TSPO Ligand PK11195 Improves Alzheimer-related Outcomes in Aged Female 3xTg-AD Mice

Amy Christensen et al. Neurosci Lett.


Alzheimer's disease (AD) pathogenesis is a multifactorial process that involves numerous pathways within the central nervous system. Thus, interventions that interact with several disease-related pathways may offer an increased opportunity for successful prevention and treatment of AD. Translocator protein 18 kD (TSPO) is a mitochondrial protein that is associated with regulation of many cellular processes including inflammation, steroid synthesis, apoptosis, and mitochondrial respiration. Although TSPO ligands have been shown to be protective in several neurodegenerative paradigms, little work has been done to assess their potential as treatments for AD. Female 3xTg-AD mice were administered the TSPO ligand PK11195 once weekly for 5 weeks beginning at 16 months, an age characterized by extensive β-amyloid pathology and behavioral impairments. Animals treated with PK11195 showed improvements in behavior and modest reductions of in both soluble and deposited β-amyloid. The finding that short-term PK11195 treatment was effective in improving both behavioral and pathological outcomes in a model of late-stage AD supports further investigation of TSPO ligands as potential therapeutics for the treatment of AD.

Keywords: Aging; Alzheimer’s; Neuroinflammation; TSPO; β-Amyloid.

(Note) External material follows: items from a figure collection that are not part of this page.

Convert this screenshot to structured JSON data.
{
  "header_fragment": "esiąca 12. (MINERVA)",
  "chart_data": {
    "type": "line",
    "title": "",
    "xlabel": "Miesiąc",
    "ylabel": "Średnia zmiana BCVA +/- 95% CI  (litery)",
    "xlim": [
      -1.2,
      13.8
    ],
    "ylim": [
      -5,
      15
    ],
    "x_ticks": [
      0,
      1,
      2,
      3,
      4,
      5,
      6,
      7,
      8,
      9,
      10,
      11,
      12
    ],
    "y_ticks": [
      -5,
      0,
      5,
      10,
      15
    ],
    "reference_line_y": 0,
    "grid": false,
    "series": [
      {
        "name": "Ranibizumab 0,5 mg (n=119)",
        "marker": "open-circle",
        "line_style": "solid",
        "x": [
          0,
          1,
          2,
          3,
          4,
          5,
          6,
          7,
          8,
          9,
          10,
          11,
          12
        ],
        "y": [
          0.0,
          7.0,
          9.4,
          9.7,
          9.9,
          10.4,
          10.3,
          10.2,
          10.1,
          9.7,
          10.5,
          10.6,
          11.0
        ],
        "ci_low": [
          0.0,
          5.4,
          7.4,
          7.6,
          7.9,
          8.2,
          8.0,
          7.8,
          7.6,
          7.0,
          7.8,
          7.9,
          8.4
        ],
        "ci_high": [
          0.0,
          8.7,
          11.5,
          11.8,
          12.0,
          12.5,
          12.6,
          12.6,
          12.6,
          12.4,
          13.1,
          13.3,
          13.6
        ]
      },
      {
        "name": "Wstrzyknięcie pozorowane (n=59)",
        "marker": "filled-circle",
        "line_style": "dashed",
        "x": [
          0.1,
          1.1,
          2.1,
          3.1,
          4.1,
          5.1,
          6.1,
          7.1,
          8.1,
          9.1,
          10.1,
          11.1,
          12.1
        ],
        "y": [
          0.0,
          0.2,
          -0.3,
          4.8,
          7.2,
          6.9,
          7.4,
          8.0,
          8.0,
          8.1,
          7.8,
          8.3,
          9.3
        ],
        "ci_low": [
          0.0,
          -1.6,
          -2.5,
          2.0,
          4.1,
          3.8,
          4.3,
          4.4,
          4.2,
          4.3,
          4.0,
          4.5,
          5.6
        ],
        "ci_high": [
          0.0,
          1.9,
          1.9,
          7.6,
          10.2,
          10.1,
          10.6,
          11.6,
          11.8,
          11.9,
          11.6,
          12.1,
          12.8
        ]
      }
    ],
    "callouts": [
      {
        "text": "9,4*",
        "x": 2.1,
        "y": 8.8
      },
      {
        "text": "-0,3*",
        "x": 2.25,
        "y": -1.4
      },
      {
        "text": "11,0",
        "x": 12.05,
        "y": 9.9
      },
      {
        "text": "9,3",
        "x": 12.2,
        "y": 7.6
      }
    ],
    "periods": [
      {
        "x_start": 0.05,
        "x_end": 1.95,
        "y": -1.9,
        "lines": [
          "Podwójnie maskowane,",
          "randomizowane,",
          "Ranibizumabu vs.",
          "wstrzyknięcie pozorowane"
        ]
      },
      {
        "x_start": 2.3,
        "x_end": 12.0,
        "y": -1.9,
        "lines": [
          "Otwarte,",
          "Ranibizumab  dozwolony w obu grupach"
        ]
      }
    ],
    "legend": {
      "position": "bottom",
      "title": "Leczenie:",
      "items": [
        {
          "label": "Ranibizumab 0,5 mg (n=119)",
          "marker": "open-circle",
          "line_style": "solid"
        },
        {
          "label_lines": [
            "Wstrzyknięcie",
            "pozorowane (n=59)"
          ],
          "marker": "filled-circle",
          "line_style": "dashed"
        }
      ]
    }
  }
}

Conflict of interest statement

Competing interests

The authors declare no competing interests with this study.


Fig 1.
Fig 1.
The TSPO ligand PK11195 improves behavioral outcomes. (A) Aged female 3xTg-AD mice spent significantly more time in the open arms of the elevated plus maze after treatment with PK11195. (B) In the spontaneous alternation task, PK11195 was associated with a significant increase in correct alternations, (C) but no significant difference in the number of total arm entries in the Y-maze; N=6–7. * indicates p < 0.05 relative to Vehicle group.
Fig 2.
Fig 2.
Quantitative immunohistochemistry shows effects of PK11195 treatment on β-amyloid deposition in the hippocampus. Representative images show β-amyloid immunostaining in the subiculum of (A) vehicle and (B) PK11195-treated animals. Scale bar = 100 µm. (C) Quantification of β-amyloid load shows significant reduction associated with PK11195 treatment (filled bars) in the subiculum, but not in CA1 or CA2/3 regions of the hippocampus; N=6–7 (D) TBS soluble Aβ42 was not significantly different between vehicle- and PK11195-treated mice. (E) Detergent soluble Aβ42 was significantly decreased by PK11195 treatment; N=4–5. * indicates p < 0.05 relative to Vehicle group.
Fig 3.
Fig 3.
Quantitative PCR data show effects of PK11195 treatment on mRNA expression of microglial and inflammatory markers. Data show mean (+SEM) relative expression levels in hippocampus of the macrophage/microglial markers (A) CD11b and (B) F4/80, and the pro-inflammatory cytokines (C) IL-6 and (D) IL-1β in Vehicle (open bars) and PK11195 treated (filled bars) mice; N=6–7. * indicates p < 0.05 relative to Vehicle group.